Better digestion and energy levels and a slower aging process. Animal meat is largely acidic, and an over-acid condition contributes to weight gain, inflammation, and indigestion- and has been linked to providing a climate for Cancer. More often than not meat is overcooked, which leads to free radical damage of our cells and premature aging. Animals these days aren't being fed what they would naturally choose to eat, and are being pumped full of hormones and antibiotics. These combined factors cause a host of issues in humans like hormone imbalance, diabetes, and weak digestion.

What are the major health effects of being a vegan?

I do not preach any one diet for anyone, but all of us can benefit from eating from vegan time to time. It allows the body to rest from foods that take the longest to digest. There are pluses and minuses to being a vegan. The health benefits are an overall cleaner body -that is if you are eating plants and whole foods, not processed junk foods. A plant based diet allows for adequate fiber, even energy levels and moods, enhanced digestion, and a calmer and more expansive internal operating system. What are the major nutrients that vegans and vegetarians are missing from their diet? Vitamin B12 – all vegans should be supplementing with a sub-lingual B12. Vitamin B12 is found in shellfish and dairy products and it is an essential vitamin that helps maintain healthy nerve and red blood cells. It is also needed to make DNA, the genetic material in all cells. All vegetarians and vegans should be eating beans/legumes, nuts and seeds on a regular basis to get the other nutrients that they need to sustain a healthy body and mind.

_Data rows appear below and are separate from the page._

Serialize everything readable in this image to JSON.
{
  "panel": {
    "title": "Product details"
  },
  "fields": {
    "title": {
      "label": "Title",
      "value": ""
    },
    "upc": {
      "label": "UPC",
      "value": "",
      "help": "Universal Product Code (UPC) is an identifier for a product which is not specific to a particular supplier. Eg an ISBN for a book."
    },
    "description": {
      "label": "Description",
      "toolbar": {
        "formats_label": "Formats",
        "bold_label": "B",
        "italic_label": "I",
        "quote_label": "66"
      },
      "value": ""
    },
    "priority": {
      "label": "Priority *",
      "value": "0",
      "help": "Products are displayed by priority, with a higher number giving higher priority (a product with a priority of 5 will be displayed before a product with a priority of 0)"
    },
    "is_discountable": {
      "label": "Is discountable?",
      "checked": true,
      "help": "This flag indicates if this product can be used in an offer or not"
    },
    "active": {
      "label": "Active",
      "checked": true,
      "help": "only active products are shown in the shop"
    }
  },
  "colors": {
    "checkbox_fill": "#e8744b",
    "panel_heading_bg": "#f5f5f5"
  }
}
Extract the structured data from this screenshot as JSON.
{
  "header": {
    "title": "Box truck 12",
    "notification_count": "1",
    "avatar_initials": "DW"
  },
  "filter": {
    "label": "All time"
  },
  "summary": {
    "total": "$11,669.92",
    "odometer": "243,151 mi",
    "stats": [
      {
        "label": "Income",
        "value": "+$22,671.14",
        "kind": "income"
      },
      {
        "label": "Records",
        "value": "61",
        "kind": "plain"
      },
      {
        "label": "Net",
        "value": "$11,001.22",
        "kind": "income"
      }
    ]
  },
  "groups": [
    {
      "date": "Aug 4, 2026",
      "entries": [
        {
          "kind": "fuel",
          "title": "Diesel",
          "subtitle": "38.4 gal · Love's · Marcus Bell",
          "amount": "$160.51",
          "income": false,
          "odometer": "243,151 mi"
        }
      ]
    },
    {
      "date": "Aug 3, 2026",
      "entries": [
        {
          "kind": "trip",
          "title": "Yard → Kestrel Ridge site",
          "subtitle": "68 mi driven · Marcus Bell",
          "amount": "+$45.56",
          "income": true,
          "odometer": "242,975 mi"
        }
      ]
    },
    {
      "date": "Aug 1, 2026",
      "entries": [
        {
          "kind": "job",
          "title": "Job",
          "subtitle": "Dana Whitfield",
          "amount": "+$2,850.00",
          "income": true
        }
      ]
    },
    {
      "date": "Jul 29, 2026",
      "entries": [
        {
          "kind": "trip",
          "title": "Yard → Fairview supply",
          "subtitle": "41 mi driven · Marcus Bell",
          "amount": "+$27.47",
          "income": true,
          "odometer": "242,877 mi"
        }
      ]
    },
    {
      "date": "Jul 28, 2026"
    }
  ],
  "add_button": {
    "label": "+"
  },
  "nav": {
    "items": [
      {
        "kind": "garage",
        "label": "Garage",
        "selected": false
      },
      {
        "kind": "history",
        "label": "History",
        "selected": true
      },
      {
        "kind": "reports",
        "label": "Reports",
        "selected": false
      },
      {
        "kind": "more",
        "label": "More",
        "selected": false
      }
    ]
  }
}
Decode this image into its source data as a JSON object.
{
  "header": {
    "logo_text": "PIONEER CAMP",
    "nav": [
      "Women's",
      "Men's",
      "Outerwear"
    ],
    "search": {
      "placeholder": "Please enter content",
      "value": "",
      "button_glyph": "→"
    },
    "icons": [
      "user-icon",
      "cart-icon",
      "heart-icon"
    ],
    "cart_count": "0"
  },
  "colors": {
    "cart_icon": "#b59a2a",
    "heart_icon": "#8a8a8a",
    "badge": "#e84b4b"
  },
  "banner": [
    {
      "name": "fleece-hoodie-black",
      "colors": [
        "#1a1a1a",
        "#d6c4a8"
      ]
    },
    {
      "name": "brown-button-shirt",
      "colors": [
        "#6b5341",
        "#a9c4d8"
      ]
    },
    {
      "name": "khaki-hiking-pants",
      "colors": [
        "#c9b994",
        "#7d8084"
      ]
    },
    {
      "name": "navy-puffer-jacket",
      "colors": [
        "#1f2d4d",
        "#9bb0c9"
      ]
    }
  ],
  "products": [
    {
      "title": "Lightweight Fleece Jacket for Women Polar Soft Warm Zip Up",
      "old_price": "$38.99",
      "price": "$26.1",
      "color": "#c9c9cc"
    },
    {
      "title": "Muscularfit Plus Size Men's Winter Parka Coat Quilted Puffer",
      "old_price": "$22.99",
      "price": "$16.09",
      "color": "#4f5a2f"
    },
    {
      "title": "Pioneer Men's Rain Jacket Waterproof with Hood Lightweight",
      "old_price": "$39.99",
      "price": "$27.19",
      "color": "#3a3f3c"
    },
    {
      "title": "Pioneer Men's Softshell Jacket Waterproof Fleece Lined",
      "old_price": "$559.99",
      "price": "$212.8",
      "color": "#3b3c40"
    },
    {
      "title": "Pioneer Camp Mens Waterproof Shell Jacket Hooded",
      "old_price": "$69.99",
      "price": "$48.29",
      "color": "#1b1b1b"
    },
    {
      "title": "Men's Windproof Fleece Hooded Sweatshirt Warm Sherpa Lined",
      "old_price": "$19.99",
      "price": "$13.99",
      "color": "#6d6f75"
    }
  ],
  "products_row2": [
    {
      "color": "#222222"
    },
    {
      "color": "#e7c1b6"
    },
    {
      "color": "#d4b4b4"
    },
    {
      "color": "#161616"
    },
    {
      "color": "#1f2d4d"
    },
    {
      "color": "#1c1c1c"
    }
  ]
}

What would you recommend to someone who is trying to cut out animal products from their diet?

I would recommend do it slowly. Start with red meat, butter and cheese. Those are the worst offenders because of saturated fat and the ones that will make the biggest positive impact when they are gone. After that, I would recommend getting used to eating raw nuts, seeds and legumes. If someone plans to go completely vegan, I would recommend soaking nuts and seeds to increase their protein content by 2/3. My biggest recommendation is to make sure to eat whole foods, because I've seen vegetarians/vegans eat meat substitutes and other unhealthy alternatives that do not improve the quality of their health and well-being.

NOTE: Christa is no longer in private practice.